Our legalistic society, the high cost of recruiting and training, and the shrinking labor pool make guesswork expensive. When we hire, review, promote or terminate, we need to know what we're doing-and have some basis upon which to support our decision.
Beyond initial selection assistance lies a potentially more important evaluation benefit. Supervisors frequently find it difficult to communicate with staff. Especially when it's time for review, promotion, or when emerging problems make coaching and counseling a highly productive activity. Having an employee's personality and mental profile available removes some of the intimidation supervisors feel. Profiling and evaluation provide considerable insight into the employee. It creates a broad agenda of topics to discuss when coaching, reviewing, or seeking the proper candidate for promotion. A formal evaluation process can be a significant contributor to effective supervision.
Another benefit is the capability to personalize and customize. For example, let's assume you have a 10-person sales staff. Among them are five achievers, three who are mediocre, and two who are marginal. One way to grow your organization is to find a way to clone the five achievers. This is easily done with some evaluation services. Profiling and building a normative pattern of the five achievers provides the mold.
Using normative behavioral patterns as a guide, you can match the profiles of employment candidates with your achievers and integrate the results into the other elements of your hiring decision. Developing this information base will yield a higher probability of hiring success.
Most evaluation tools measure personality characteristics, some measure mental aptitudes, and a few, like PES, include the validity-checking step that provides assurance the evaluation has integrity.
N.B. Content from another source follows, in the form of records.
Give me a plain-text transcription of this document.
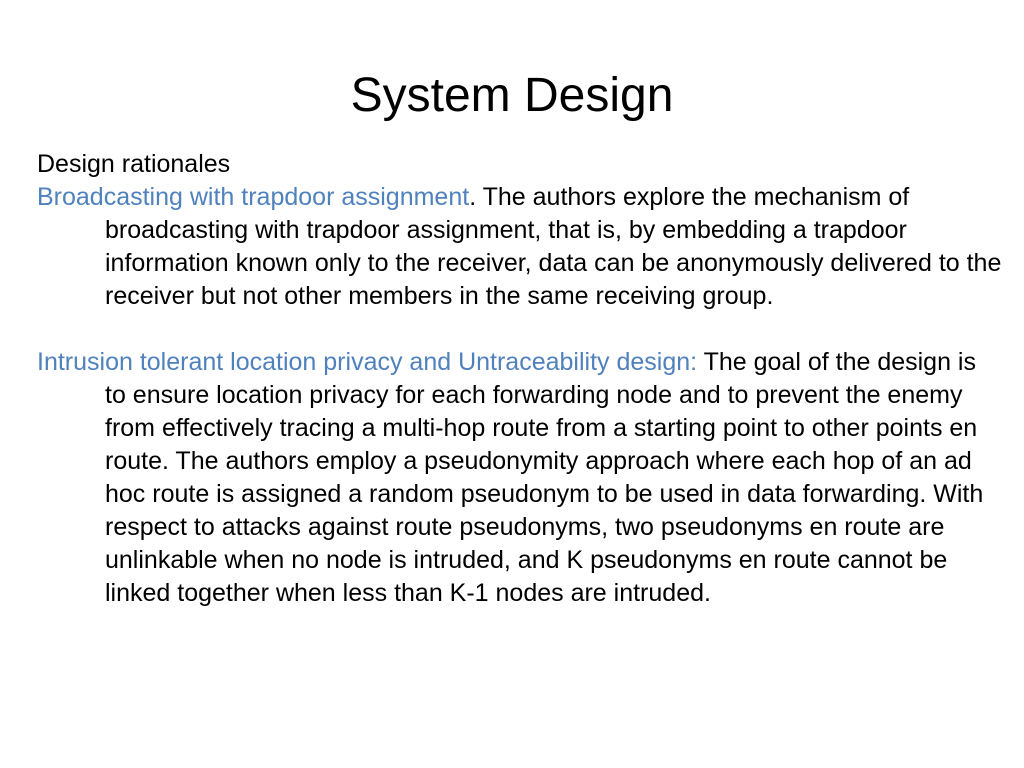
System Design

Design rationales

Broadcasting with trapdoor assignment. The authors explore the mechanism of broadcasting with trapdoor assignment, that is, by embedding a trapdoor information known only to the receiver, data can be anonymously delivered to the receiver but not other members in the same receiving group.

Intrusion tolerant location privacy and Untraceability design: The goal of the design is to ensure location privacy for each forwarding node and to prevent the enemy from effectively tracing a multi-hop route from a starting point to other points en route. The authors employ a pseudonymity approach where each hop of an ad hoc route is assigned a random pseudonym to be used in data forwarding. With respect to attacks against route pseudonyms, two pseudonyms en route are unlinkable when no node is intruded, and K pseudonyms en route cannot be linked together when less than K-1 nodes are intruded.
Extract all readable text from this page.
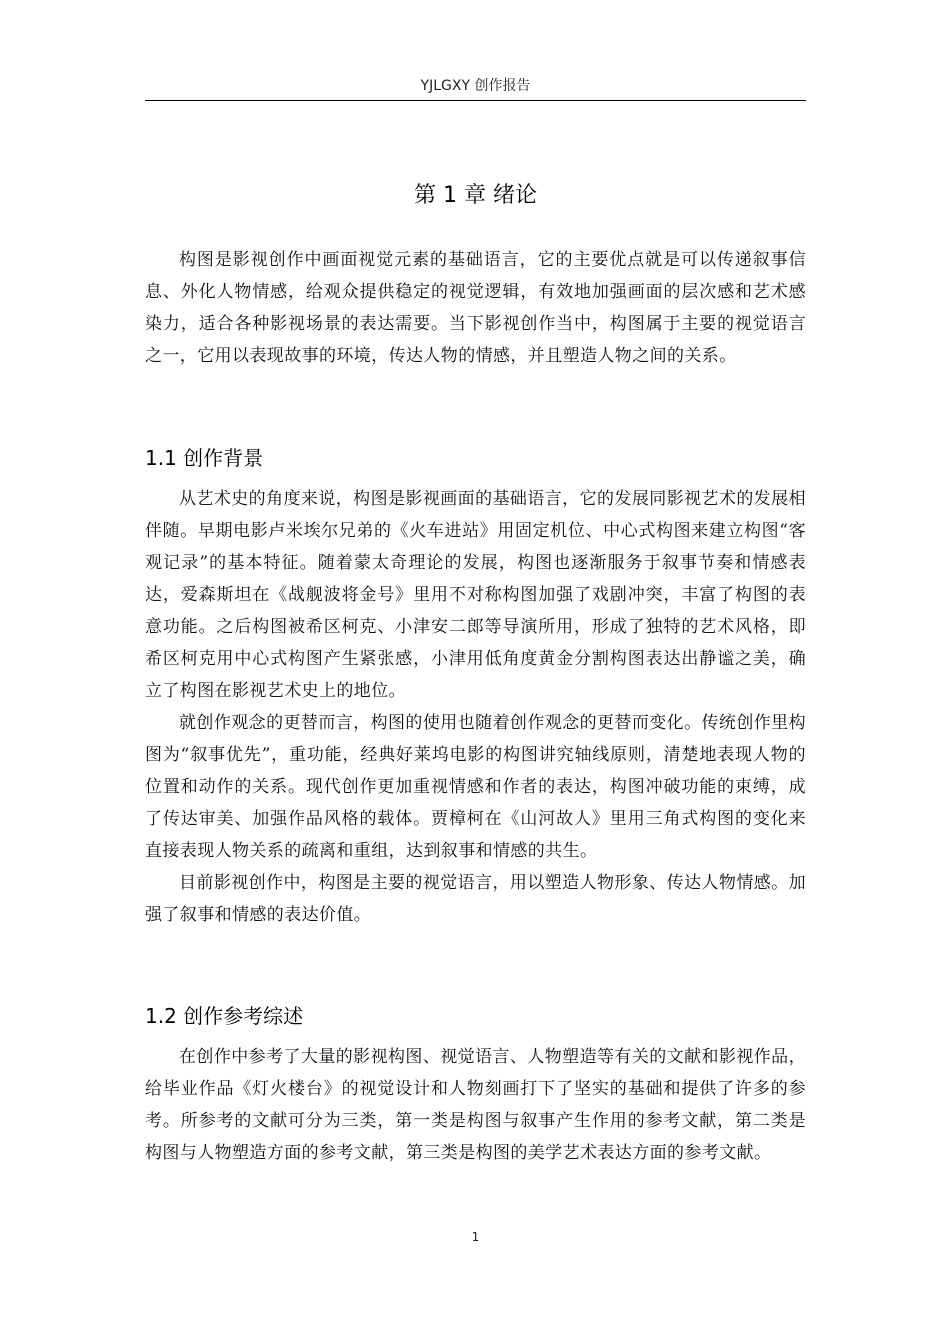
YJLGXY 创作报告
第 1 章 绪论

构图是影视创作中画面视觉元素的基础语言，它的主要优点就是可以传递叙事信息、外化人物情感，给观众提供稳定的视觉逻辑，有效地加强画面的层次感和艺术感染力，适合各种影视场景的表达需要。当下影视创作当中，构图属于主要的视觉语言之一，它用以表现故事的环境，传达人物的情感，并且塑造人物之间的关系。

1.1 创作背景

从艺术史的角度来说，构图是影视画面的基础语言，它的发展同影视艺术的发展相伴随。早期电影卢米埃尔兄弟的《火车进站》用固定机位、中心式构图来建立构图“客观记录”的基本特征。随着蒙太奇理论的发展，构图也逐渐服务于叙事节奏和情感表达，爱森斯坦在《战舰波将金号》里用不对称构图加强了戏剧冲突，丰富了构图的表意功能。之后构图被希区柯克、小津安二郎等导演所用，形成了独特的艺术风格，即希区柯克用中心式构图产生紧张感，小津用低角度黄金分割构图表达出静谧之美，确立了构图在影视艺术史上的地位。

就创作观念的更替而言，构图的使用也随着创作观念的更替而变化。传统创作里构图为“叙事优先”，重功能，经典好莱坞电影的构图讲究轴线原则，清楚地表现人物的位置和动作的关系。现代创作更加重视情感和作者的表达，构图冲破功能的束缚，成了传达审美、加强作品风格的载体。贾樟柯在《山河故人》里用三角式构图的变化来直接表现人物关系的疏离和重组，达到叙事和情感的共生。

目前影视创作中，构图是主要的视觉语言，用以塑造人物形象、传达人物情感。加强了叙事和情感的表达价值。

1.2 创作参考综述

在创作中参考了大量的影视构图、视觉语言、人物塑造等有关的文献和影视作品，给毕业作品《灯火楼台》的视觉设计和人物刻画打下了坚实的基础和提供了许多的参考。所参考的文献可分为三类，第一类是构图与叙事产生作用的参考文献，第二类是构图与人物塑造方面的参考文献，第三类是构图的美学艺术表达方面的参考文献。

1
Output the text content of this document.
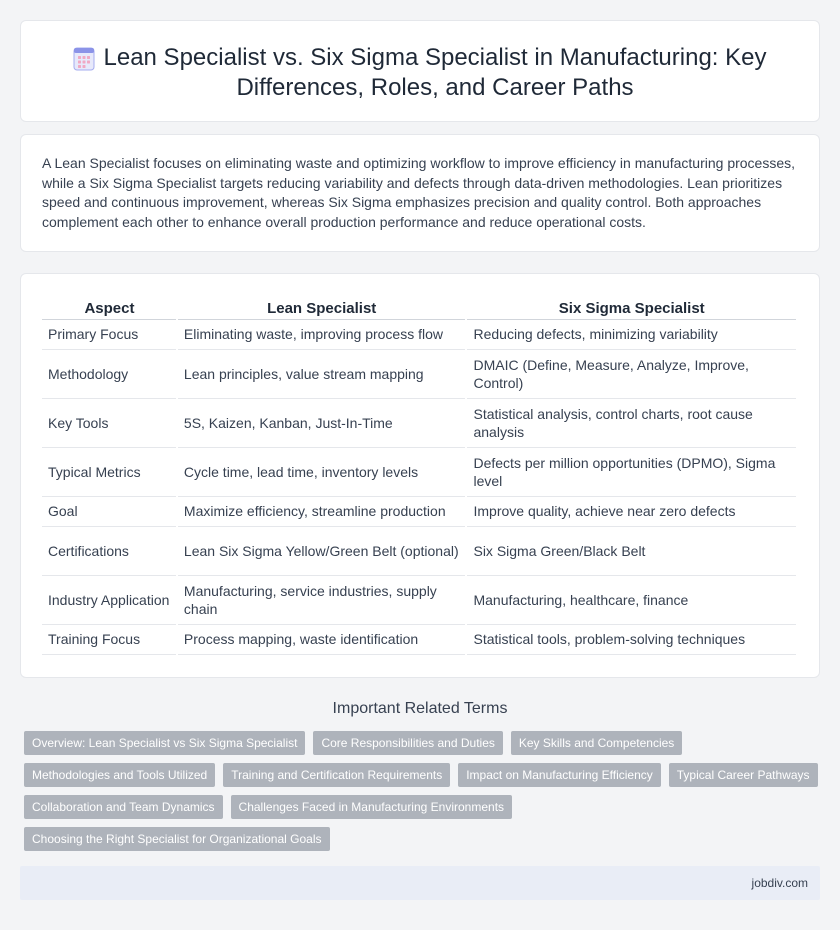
Lean Specialist vs. Six Sigma Specialist in Manufacturing: Key Differences, Roles, and Career Paths

A Lean Specialist focuses on eliminating waste and optimizing workflow to improve efficiency in manufacturing processes, while a Six Sigma Specialist targets reducing variability and defects through data-driven methodologies. Lean prioritizes speed and continuous improvement, whereas Six Sigma emphasizes precision and quality control. Both approaches complement each other to enhance overall production performance and reduce operational costs.

Aspect	Lean Specialist	Six Sigma Specialist
Primary Focus	Eliminating waste, improving process flow	Reducing defects, minimizing variability
Methodology	Lean principles, value stream mapping	DMAIC (Define, Measure, Analyze, Improve, Control)
Key Tools	5S, Kaizen, Kanban, Just-In-Time	Statistical analysis, control charts, root cause analysis
Typical Metrics	Cycle time, lead time, inventory levels	Defects per million opportunities (DPMO), Sigma level
Goal	Maximize efficiency, streamline production	Improve quality, achieve near zero defects
Certifications	Lean Six Sigma Yellow/Green Belt (optional)	Six Sigma Green/Black Belt
Industry Application	Manufacturing, service industries, supply chain	Manufacturing, healthcare, finance
Training Focus	Process mapping, waste identification	Statistical tools, problem-solving techniques
Important Related Terms
Overview: Lean Specialist vs Six Sigma Specialist	Core Responsibilities and Duties	Key Skills and Competencies
Methodologies and Tools Utilized	Training and Certification Requirements	Impact on Manufacturing Efficiency	Typical Career Pathways
Collaboration and Team Dynamics	Challenges Faced in Manufacturing Environments
Choosing the Right Specialist for Organizational Goals
jobdiv.com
All three areas are important, although hourly or low skill employees can be evaluated on personality characteristics only.
The computer is playing a major role in the rapidly increasing use of formal employee evaluation. For example, most services sell user-friendly software which allows easy accomplishment of both administration and in-house scoring. Many employers have wanted to incorporate profiling into their human resource activities but have stayed away because of cost, confusion, or intimidation. Now it's simple and affordable for most businesses.
Profiling your finalist employment candidates, as well as those already on staff, is an important area of opportunity for achieving organizations. It reduces guesswork, helps you know your people better, improves the quality of communication, reduces fear of lawsuits for discrimination or inappropriate dismissal, and helps you find more people like your top producers. All of these opportunities, until recently, were available only to larger organizations.